2012-06-20 13:07:36

Giornata mondiale rifugiato: cresce la gente in fuga dai conflitti, Occidente poco sensibile sull'asilo


Ricorre oggi la Giornata Mondiale del Rifugiato dedicata a sensibilizzare l'opinione pubblica mondiale sui cittadini costretti a fuggire dal proprio Paese. Secondo i dati pubblicati dalle Nazioni Unite nel 2011 si stima che almeno 4milioni e 300mila persone abbiano dovuto abbandonare la propria casa per guerre o persecuzioni e anche il numero di coloro che hanno ottenuto l’asilo è cresciuto in ragione dei recenti conflitti in Libia, Somalia e Yemen. Sentiamo Laura Boldrini, portavoce dell’Alto Commissariato delle Nazioni Unite per i Rifugiati nell’intervista di Stefano Leszczynski.RealAudioMP3

R. - Purtroppo un anno record in termini di spostamenti forzati di popolazione: almeno 4 milioni e 300mila persone sono state costrette a fuggire dalle proprie case. La maggior parte di queste persone è rimasta all’interno del proprio Paese, quindi in una situazione di sfollamento interno, mentre 800mila di loro si sono rifugiati nei Paesi confinanti. Questo aumento rispetto agli anni precedenti è dovuto anche alle numerose crisi che sono esplose lo scorso anno, tra cui - vale sicuramente la pena ricordare - la guerra in Libia, la carestia e la guerra in Somalia e la situazione molto turbolenta in Sudan.

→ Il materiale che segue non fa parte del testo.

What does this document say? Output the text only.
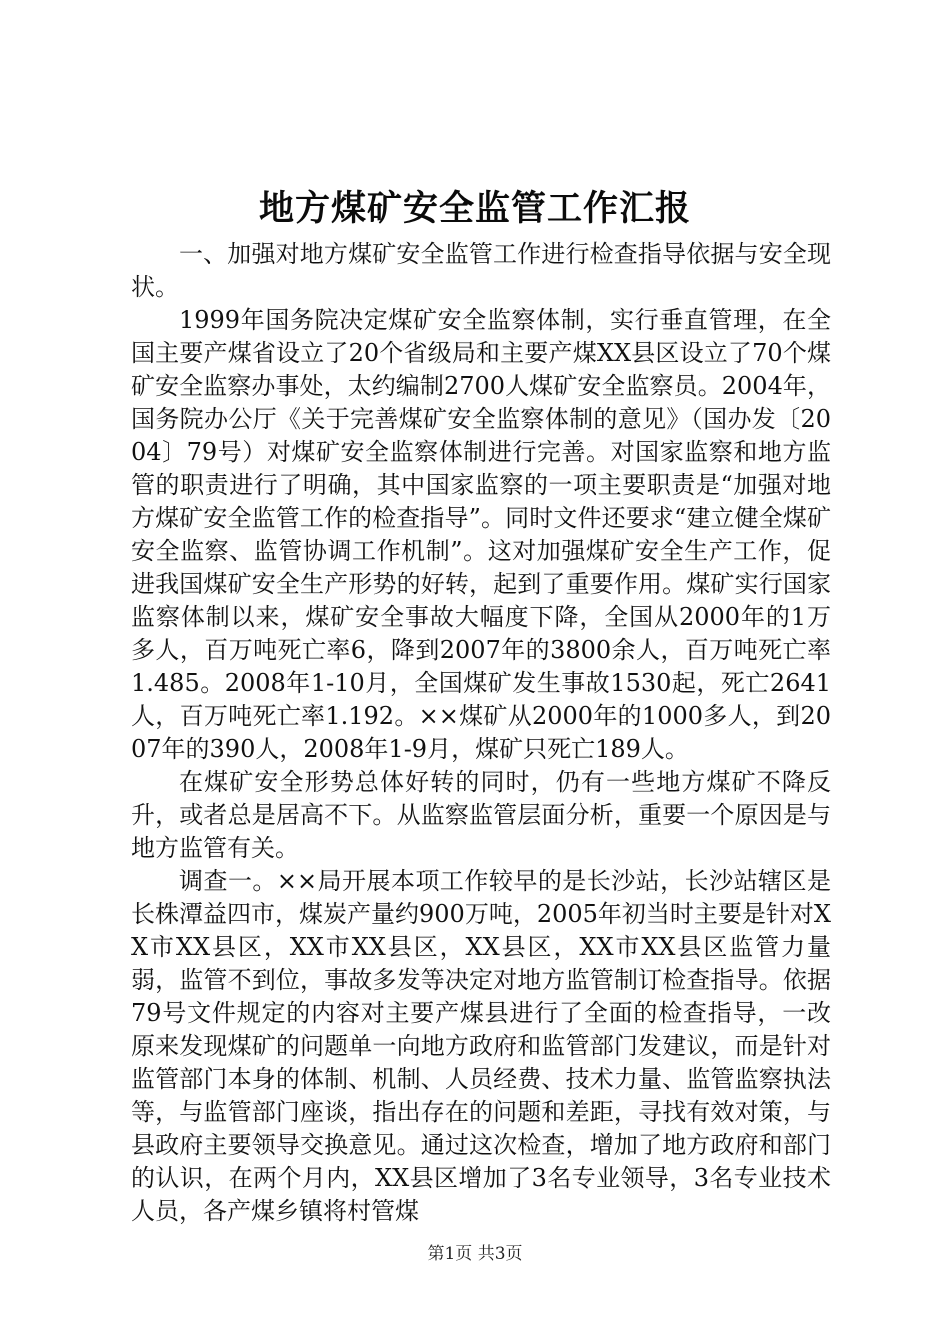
地方煤矿安全监管工作汇报

一、加强对地方煤矿安全监管工作进行检查指导依据与安全现状。

1999年国务院决定煤矿安全监察体制，实行垂直管理，在全国主要产煤省设立了20个省级局和主要产煤XX县区设立了70个煤矿安全监察办事处，太约编制2700人煤矿安全监察员。2004年，国务院办公厅《关于完善煤矿安全监察体制的意见》（国办发〔2004〕79号）对煤矿安全监察体制进行完善。对国家监察和地方监管的职责进行了明确，其中国家监察的一项主要职责是“加强对地方煤矿安全监管工作的检查指导”。同时文件还要求“建立健全煤矿安全监察、监管协调工作机制”。这对加强煤矿安全生产工作，促进我国煤矿安全生产形势的好转，起到了重要作用。煤矿实行国家监察体制以来，煤矿安全事故大幅度下降，全国从2000年的1万多人，百万吨死亡率6，降到2007年的3800余人，百万吨死亡率1.485。2008年1-10月，全国煤矿发生事故1530起，死亡2641人，百万吨死亡率1.192。××煤矿从2000年的1000多人，到2007年的390人，2008年1-9月，煤矿只死亡189人。

在煤矿安全形势总体好转的同时，仍有一些地方煤矿不降反升，或者总是居高不下。从监察监管层面分析，重要一个原因是与地方监管有关。

调查一。××局开展本项工作较早的是长沙站，长沙站辖区是长株潭益四市，煤炭产量约900万吨，2005年初当时主要是针对XX市XX县区，XX市XX县区，XX县区，XX市XX县区监管力量弱，监管不到位，事故多发等决定对地方监管制订检查指导。依据79号文件规定的内容对主要产煤县进行了全面的检查指导，一改原来发现煤矿的问题单一向地方政府和监管部门发建议，而是针对监管部门本身的体制、机制、人员经费、技术力量、监管监察执法等，与监管部门座谈，指出存在的问题和差距，寻找有效对策，与县政府主要领导交换意见。通过这次检查，增加了地方政府和部门的认识，在两个月内，XX县区增加了3名专业领导，3名专业技术人员，各产煤乡镇将村管煤

第1页 共3页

D. - Molte persone in fuga dalle guerre, dalle carestie, dalle persecuzioni, finiscono in Paesi dove non c’è la possibilità di chiedere asilo e dove tuttavia trovano un rifugio di fortuna. Qual è la sorte di queste persone, restano bloccate in questi Paesi o riescono a fuggire verso un futuro migliore?

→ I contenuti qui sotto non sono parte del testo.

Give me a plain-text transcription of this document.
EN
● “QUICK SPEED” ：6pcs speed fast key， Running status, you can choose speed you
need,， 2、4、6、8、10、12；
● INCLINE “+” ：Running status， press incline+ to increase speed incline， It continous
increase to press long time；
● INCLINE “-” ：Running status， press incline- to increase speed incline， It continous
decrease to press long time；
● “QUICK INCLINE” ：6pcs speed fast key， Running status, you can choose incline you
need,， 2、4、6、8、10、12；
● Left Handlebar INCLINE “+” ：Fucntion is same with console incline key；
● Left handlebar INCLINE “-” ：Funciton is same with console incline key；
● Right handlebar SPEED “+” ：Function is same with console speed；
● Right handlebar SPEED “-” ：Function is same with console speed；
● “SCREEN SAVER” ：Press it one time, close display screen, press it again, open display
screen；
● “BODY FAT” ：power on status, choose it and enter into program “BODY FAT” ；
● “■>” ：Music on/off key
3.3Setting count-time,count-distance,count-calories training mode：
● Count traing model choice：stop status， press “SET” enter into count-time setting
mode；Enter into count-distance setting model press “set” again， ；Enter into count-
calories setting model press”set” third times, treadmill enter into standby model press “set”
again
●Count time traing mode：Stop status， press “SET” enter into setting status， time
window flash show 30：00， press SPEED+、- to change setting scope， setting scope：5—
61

R. - Diciamo che i quattro quinti, quindi una percentuale molto alta, dei rifugiati vive nei Paesi vicini a quello da cui sono fuggiti, quindi rimangono nel sud del mondo. Mi riferisco ad esempio al Pakistan per quanto riguarda i rifugiati afghani, che in Pakistan sono appunto un milione e 700mila. Mi riferisco anche all’Iran, sempre per quanto riguardo gli afghani; anche qui abbiamo circa 900mila afghani. Poi c’è il Kenya, da dove io sono appena rientrata e dove ho visitato il campo di Dadaab che è il più grande campo profughi al mondo con 500mila persone, in questo caso somali in fuga dal loro Paese che ormai dall’inizio degli anni ’90 non trova più una situazione di stabilità. Oggi, il campo di Dadaab rappresenta la terza città del Kenya per numero di abitanti. E’ evidente che i Paesi limitrofi poi si fanno carico di queste situazioni molto di più dei Paesi ricchi e industrializzati.

D. - Una situazione che smentisce completamente quelli che parlano di un’invasione verso l’Europa dei rifugiati, dei richiedenti asilo, e una sorta di terrorismo demografico che poi in alcuni Paesi come la Grecia ha portato all’esplosione della xenofobia e alla vittoria di partiti della destra ultranazionalista. Cosa si può fare per riportare l’equilibrio in questa situazione?

R. - Io penso che sia importante, specialmente per chi fa informazione, mettere tutto ciò in una prospettiva globale. Il fenomeno è essenzialmente un fenomeno globale, non si può guardarlo con la lente di ogni singolo Paese. Un dato significativo, che non si conosce, è che per esempio lo scorso anno nel solo Stato del Sudafrica, quindi un solo Paese africano, sono state avanzate 107mila domande d’asilo; nei Paesi dell’Unione europea arriviamo alla Francia con 52mila domande d’asilo, come primo Paese, con il più alto numero, quindi la metà di quello dello Stato del Sudafrica. Questo fa capire che da noi in Europa c’è molta demagogia sulla presenza dei rifugiati, sugli sbarchi. C’è una demagogia molto pericolosa, che fa vedere nell’altro una minaccia e fa suscitare una sindrome da invasione. I numeri non parlano di questo, la fotografia globale smentisce questa attitudine, smentisce chi grida all’invasione.